ZFS checksum errors

Hello,
I built my TN Scale (V 25.04.0) using 3 brand new WD Red Pros with a RaidZ1. The mainpool has the 3 drives and while the storage shows “no errors” under the VDEV, but the pool shows as “unhealthy” and each of the drives keeps accumulating more checksum errors by time - buy they match so the 3 drives jump from 10 to 15 then from 15 to 30 errors etc.

I ran a scrub and do LONG and SHORT SMART drive tests… I am lost if these errors are hardware or in my data.

I also replaced the SAS/SATA cables and the SAS controller.

Any help would be appreciated

A detailed hardware list would help

Thanks to Protopia for the following.
‘I have a standard set of commands I ask people to run to provide a detailed breakdown of the hardware, so please run these and post the output here (with the output of each command inside a separate (</> or Ctrl+e) preformatted text box) so that we can all see the details:’

lsblk -bo NAME,MODEL,ROTA,PTTYPE,TYPE,START,SIZE,PARTTYPENAME,PARTUUID
sudo zpool status -v
sudo zpool import
lspci
sudo storcli show all
sudo sas2flash -list
sudo sas3flash -list

Checksum errors can be due to disk hardware, but more often they relate to disk controller errors or overheating, power or SATA cable connections, PSU issues or memory issues, and reseating memory sticks, PCIe cards and power/SATA cables can often stop them for continuing to occur.

After reseating the memory run a memory test for a few hours.

Then do a sudo zpool clear poolname for the pool experiencing errors to reset the error counters and see what happens.
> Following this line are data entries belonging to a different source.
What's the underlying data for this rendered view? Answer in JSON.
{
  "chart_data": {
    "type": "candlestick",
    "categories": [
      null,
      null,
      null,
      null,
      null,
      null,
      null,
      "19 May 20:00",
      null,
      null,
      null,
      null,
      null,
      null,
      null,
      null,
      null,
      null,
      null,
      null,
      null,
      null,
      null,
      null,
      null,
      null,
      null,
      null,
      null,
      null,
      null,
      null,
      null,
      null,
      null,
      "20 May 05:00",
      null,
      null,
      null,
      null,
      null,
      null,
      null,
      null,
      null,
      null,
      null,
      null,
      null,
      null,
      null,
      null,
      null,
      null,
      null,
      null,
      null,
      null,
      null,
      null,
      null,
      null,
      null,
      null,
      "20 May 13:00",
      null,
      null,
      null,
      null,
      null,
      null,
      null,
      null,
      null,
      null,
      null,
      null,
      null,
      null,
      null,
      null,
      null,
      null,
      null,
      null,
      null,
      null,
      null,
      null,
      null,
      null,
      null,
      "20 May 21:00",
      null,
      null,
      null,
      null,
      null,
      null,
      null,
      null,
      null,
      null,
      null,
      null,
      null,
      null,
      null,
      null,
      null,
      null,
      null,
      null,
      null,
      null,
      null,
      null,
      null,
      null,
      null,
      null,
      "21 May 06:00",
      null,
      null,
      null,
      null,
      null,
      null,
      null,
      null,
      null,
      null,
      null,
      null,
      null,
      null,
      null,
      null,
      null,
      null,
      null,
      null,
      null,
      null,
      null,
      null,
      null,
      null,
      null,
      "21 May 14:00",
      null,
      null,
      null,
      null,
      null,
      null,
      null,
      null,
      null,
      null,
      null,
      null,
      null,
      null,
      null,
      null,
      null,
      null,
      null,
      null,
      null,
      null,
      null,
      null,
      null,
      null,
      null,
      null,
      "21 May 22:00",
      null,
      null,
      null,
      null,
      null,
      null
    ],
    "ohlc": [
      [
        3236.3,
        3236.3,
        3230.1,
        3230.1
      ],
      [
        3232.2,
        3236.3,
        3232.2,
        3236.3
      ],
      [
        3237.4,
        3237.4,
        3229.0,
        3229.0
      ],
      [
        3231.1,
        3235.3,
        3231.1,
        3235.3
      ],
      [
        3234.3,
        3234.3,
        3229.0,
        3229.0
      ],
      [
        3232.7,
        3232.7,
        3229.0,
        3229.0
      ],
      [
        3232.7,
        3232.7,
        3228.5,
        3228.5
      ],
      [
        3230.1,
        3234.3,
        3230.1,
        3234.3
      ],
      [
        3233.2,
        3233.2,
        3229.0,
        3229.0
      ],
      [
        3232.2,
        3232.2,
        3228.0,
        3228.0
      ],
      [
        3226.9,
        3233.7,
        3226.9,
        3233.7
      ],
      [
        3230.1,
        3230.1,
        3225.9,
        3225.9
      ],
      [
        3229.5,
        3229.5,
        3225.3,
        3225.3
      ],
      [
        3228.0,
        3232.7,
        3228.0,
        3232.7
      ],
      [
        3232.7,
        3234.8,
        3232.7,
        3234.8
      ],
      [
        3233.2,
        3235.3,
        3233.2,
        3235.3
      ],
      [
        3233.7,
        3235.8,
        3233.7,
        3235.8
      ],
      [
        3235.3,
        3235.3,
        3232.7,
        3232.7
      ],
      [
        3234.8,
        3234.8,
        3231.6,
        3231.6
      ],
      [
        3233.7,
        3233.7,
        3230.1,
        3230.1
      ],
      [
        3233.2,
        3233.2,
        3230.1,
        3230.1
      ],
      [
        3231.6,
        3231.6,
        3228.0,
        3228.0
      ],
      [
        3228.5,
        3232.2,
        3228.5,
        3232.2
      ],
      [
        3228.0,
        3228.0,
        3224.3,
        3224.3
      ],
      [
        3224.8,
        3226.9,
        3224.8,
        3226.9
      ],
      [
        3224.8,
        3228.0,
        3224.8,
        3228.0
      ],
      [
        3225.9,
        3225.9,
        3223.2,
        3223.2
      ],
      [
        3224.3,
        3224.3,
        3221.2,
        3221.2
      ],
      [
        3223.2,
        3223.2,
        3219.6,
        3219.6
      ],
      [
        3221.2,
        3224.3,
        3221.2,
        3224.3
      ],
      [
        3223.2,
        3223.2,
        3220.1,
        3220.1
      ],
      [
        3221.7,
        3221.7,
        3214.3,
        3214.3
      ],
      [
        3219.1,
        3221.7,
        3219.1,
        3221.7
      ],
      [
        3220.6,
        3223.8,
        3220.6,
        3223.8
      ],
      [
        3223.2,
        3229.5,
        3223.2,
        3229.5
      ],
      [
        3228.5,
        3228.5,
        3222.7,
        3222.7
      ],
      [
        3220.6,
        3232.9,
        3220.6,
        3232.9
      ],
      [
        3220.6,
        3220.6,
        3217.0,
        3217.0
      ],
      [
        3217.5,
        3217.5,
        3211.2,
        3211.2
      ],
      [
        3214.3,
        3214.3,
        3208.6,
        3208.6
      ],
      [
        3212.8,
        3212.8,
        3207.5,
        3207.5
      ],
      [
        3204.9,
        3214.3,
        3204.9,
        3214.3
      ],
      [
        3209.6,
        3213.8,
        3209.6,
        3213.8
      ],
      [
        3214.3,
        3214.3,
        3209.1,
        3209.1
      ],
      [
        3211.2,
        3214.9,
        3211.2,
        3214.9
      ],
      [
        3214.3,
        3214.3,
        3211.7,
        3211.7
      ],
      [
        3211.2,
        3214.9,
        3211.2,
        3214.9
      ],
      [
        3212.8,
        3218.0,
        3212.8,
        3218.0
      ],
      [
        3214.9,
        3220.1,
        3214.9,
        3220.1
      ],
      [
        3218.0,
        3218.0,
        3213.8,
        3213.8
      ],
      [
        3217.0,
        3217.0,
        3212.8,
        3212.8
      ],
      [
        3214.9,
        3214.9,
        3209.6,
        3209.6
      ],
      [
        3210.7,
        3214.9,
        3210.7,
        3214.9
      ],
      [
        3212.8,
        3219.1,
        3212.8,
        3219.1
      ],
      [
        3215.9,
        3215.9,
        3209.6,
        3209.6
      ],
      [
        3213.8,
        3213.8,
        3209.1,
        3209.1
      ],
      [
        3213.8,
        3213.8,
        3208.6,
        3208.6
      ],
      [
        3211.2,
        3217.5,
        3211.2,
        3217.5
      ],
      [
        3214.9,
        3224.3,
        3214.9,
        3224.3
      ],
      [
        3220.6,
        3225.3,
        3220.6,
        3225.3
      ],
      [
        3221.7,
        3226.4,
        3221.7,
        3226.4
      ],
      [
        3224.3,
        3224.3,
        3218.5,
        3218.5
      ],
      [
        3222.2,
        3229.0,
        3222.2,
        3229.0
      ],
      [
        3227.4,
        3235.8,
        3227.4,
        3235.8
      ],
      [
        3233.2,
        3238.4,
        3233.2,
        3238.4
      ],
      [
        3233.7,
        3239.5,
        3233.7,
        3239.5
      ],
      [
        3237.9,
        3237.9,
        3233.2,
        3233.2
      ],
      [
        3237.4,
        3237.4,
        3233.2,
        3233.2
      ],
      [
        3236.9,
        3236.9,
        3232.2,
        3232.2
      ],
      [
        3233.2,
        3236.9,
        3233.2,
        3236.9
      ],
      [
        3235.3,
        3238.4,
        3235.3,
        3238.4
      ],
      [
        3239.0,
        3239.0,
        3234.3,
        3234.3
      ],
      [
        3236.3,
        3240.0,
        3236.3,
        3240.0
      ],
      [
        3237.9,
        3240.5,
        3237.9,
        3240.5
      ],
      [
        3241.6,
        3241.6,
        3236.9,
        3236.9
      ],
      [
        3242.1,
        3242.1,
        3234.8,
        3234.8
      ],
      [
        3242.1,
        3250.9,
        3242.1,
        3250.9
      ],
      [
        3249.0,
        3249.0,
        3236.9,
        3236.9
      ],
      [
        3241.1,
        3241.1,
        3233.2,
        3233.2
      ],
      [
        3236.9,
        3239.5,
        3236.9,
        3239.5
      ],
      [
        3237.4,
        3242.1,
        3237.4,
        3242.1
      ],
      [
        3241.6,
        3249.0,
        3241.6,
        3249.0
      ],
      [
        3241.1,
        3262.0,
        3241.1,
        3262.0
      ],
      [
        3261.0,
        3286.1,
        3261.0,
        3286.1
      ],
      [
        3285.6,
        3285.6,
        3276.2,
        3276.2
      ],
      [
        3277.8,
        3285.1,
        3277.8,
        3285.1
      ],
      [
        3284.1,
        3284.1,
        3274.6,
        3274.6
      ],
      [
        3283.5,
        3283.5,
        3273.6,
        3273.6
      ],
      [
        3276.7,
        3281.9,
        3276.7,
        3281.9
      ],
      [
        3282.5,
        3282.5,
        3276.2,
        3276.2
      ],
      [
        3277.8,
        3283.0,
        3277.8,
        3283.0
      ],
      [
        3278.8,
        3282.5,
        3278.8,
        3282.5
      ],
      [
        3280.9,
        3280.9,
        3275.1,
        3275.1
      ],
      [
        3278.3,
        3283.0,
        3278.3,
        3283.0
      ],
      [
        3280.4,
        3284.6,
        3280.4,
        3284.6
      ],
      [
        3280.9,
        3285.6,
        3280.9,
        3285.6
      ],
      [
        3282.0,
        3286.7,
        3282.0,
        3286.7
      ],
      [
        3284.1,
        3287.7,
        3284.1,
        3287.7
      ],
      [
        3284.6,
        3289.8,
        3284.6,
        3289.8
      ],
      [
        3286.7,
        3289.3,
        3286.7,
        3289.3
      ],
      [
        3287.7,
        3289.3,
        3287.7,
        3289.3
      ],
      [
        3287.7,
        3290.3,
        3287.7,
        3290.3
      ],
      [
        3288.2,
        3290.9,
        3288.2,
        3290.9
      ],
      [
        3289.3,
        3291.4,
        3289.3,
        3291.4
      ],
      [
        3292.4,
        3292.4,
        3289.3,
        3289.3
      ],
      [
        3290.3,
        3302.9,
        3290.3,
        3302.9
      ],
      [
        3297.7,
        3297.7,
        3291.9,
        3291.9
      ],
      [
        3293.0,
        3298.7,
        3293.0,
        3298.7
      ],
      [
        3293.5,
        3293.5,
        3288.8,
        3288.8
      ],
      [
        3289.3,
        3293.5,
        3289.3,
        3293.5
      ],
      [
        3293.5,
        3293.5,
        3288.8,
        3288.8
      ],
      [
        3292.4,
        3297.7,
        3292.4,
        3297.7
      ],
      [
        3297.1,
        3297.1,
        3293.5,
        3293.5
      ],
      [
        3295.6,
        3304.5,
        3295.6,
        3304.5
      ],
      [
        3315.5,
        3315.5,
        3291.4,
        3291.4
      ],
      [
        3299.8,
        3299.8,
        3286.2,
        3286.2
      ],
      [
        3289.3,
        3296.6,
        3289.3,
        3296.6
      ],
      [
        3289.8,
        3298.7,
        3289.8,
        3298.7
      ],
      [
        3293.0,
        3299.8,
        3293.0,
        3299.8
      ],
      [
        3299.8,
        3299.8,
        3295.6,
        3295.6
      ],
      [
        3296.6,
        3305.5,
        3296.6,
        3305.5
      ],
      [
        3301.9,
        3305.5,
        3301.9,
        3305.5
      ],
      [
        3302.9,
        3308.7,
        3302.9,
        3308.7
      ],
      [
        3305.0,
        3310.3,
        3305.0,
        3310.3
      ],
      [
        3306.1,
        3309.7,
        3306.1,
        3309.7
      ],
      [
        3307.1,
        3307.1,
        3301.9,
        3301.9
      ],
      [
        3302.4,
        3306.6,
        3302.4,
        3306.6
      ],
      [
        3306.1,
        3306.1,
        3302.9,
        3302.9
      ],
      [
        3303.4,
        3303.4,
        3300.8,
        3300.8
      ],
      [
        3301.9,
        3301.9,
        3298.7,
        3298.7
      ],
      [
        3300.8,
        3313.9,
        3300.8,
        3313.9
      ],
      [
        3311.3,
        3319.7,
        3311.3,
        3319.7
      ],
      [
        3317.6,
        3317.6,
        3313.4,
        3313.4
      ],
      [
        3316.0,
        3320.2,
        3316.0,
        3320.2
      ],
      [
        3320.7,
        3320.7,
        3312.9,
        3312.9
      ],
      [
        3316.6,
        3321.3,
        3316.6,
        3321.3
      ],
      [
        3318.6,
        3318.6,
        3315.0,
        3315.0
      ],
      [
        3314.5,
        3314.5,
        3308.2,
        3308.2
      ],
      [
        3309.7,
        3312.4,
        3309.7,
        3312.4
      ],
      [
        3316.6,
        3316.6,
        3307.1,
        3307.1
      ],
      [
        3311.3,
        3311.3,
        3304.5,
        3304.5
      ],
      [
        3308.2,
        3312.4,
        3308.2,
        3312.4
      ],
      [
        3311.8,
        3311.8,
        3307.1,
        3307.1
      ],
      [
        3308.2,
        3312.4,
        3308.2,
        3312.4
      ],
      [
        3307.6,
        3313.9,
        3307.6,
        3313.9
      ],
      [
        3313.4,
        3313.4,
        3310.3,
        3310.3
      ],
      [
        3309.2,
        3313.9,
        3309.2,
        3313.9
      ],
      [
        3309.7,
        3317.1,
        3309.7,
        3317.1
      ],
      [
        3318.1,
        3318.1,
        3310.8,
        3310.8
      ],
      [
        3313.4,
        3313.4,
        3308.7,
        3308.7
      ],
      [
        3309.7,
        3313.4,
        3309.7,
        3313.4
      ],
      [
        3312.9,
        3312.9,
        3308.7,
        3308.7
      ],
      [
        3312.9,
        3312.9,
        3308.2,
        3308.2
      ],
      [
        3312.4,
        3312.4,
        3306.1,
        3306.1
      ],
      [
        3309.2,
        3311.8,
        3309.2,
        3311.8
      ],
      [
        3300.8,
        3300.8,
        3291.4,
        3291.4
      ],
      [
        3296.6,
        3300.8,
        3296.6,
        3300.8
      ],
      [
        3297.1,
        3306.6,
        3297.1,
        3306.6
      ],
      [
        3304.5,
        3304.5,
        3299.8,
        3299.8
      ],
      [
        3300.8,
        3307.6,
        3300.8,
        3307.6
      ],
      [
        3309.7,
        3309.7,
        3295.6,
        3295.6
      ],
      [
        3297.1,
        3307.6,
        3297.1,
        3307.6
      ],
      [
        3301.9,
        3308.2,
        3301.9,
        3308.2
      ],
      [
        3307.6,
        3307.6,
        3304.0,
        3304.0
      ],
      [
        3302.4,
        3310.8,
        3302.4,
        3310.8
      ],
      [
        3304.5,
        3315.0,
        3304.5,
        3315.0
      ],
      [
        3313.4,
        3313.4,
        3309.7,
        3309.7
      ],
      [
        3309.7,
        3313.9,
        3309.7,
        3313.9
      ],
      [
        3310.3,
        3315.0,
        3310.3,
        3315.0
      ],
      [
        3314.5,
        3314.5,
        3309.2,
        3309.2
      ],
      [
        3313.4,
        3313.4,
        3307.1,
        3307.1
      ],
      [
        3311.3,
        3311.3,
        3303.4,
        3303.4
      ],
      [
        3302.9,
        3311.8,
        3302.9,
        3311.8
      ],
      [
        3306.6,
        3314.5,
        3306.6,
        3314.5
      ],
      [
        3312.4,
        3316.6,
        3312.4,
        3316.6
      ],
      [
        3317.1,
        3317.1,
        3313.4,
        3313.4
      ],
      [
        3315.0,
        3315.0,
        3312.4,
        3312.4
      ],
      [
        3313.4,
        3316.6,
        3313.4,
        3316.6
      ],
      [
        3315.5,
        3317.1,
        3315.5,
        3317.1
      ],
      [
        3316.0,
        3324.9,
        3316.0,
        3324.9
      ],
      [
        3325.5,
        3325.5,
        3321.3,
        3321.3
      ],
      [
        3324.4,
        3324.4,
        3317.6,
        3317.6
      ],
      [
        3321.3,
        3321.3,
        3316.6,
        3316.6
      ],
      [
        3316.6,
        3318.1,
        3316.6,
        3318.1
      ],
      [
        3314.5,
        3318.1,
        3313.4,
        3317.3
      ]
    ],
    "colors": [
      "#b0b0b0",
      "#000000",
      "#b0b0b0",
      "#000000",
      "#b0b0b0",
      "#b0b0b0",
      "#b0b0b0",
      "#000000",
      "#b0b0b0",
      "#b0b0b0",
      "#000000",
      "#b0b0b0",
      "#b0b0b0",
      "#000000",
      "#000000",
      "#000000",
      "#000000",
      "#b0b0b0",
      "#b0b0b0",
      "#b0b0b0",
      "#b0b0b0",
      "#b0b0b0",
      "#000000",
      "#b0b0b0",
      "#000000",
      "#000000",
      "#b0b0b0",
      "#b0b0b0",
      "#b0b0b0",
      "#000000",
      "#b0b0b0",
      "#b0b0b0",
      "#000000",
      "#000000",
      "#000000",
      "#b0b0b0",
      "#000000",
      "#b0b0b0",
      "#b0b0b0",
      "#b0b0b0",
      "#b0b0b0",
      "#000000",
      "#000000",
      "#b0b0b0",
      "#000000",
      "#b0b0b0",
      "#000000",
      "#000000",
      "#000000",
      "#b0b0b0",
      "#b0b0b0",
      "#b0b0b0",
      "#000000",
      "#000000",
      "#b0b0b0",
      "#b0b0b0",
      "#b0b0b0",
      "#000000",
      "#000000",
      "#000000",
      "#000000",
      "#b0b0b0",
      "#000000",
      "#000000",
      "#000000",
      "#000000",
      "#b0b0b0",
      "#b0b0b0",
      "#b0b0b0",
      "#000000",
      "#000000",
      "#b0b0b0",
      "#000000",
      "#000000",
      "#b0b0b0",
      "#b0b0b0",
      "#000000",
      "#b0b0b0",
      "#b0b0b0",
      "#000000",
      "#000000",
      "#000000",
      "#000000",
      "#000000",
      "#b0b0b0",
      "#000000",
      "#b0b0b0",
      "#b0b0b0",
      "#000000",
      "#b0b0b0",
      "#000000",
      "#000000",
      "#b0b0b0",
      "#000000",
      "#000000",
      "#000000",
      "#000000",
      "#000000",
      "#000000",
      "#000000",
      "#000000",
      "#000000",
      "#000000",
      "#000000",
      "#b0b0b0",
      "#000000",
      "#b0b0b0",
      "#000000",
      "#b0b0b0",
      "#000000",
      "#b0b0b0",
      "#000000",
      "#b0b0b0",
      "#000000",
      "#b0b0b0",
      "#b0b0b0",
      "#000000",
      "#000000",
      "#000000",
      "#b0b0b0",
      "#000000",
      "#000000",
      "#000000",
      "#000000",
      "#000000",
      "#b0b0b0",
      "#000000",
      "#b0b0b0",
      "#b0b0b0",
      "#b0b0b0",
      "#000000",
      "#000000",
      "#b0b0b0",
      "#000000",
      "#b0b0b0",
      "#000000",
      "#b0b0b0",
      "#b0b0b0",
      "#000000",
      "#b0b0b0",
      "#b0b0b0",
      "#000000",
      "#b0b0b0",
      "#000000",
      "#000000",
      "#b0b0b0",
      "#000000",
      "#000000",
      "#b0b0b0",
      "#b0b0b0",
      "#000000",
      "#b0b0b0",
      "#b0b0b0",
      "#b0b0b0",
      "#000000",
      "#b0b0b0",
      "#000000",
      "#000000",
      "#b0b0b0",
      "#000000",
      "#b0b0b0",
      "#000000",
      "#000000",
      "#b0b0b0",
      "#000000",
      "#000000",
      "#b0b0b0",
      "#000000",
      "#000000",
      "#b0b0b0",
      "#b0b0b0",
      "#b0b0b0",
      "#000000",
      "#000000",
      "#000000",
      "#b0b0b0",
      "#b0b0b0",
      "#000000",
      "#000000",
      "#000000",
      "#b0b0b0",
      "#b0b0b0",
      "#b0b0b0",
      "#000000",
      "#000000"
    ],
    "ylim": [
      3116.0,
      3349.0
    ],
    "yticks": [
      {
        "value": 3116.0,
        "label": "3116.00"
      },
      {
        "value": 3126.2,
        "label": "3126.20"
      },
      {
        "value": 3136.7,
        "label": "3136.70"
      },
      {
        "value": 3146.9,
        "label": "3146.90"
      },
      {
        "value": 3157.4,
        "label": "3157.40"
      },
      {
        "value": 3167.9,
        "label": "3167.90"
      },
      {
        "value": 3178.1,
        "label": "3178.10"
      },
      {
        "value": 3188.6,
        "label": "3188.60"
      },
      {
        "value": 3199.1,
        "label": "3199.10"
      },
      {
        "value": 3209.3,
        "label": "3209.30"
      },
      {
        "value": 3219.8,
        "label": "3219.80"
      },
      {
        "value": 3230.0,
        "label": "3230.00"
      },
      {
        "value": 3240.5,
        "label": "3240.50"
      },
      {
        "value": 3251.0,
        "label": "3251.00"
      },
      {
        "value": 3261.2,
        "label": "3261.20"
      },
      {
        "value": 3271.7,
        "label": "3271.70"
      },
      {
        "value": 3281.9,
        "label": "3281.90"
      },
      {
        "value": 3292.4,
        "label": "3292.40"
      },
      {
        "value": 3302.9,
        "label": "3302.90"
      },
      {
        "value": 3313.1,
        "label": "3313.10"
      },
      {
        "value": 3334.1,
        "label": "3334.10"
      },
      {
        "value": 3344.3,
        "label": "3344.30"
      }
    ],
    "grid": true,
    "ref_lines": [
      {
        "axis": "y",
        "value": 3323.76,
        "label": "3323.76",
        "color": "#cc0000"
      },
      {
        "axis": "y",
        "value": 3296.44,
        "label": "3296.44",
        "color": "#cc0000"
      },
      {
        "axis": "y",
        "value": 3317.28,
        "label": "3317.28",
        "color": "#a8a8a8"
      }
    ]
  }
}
Actually my standard list has evolved and is now:

  • lsblk -bo NAME,LABEL,MAJ:MIN,TRAN,ROTA,ZONED,VENDOR,MODEL,SERIAL,PARTUUID,START,SIZE,PARTTYPENAME
  • sudo ZPOOL_SCRIPTS_AS_ROOT=1 zpool status -vLtsc lsblk,serial,smartx,smart
  • sudo zpool import
  • lspci
  • sudo sas2flash -list
  • sudo sas3flash -list
  • sudo storcli show all
  • for disk in /dev/sd*; do; sudo zdb -l $disk; done
  • for disk in /dev/sd?; do; sudo hdparm -W $disk; done
  • for disk in /dev/sd?; do; sudo smartctl -x $disk; done

though I normally remove any of these I don’t think will be helpful.

4 Likes

Given its happening to all three disks - you need to look at what common for the 3 disks.

PSU, Cabling and or HBA/SATA expansion board are likley causes

4 Likes

Thank you. In copying the codes above, one returned a file that was actually corrupted, and once removed and ran another scrub everything seems healthy again. I appreciate the quick response.

However, why isn’t there (or maybe there is?) a way to see that file or the same details from a GUI? It feels like this is an error (not some sort of advanced functions) and there could be a way to dive more from the GUI.

Thanks again y’all.

In a way, the TrueNAS GUI is lacking some functionality. I don’t even know if the GUI has the function you are looking for in the request above.

On the other hand, TrueNAS, (and FreeNAS before it), were always intended to have Unix Shell access for more detailed trouble shooting.

Some NASes are all about the GUI, and yet don’t cover everything. When odd failure modes occur and are not fixable or troubleshootable from the GUI, those users may be out of luck. Time to restore from backups.

Not saying one philosophy is better than another, just different.


One reason I chose TrueNAS is that Unix Shell is both readily available, and down right useful at times. My prior NAS, an Infrant ReadyNAS 1000S, also had Unix Shell access. I simply could not live with either a NAS having a heavy focus on MS-Windows, (which I don't use at home). Or limited trouble shooting from any NAS GUI.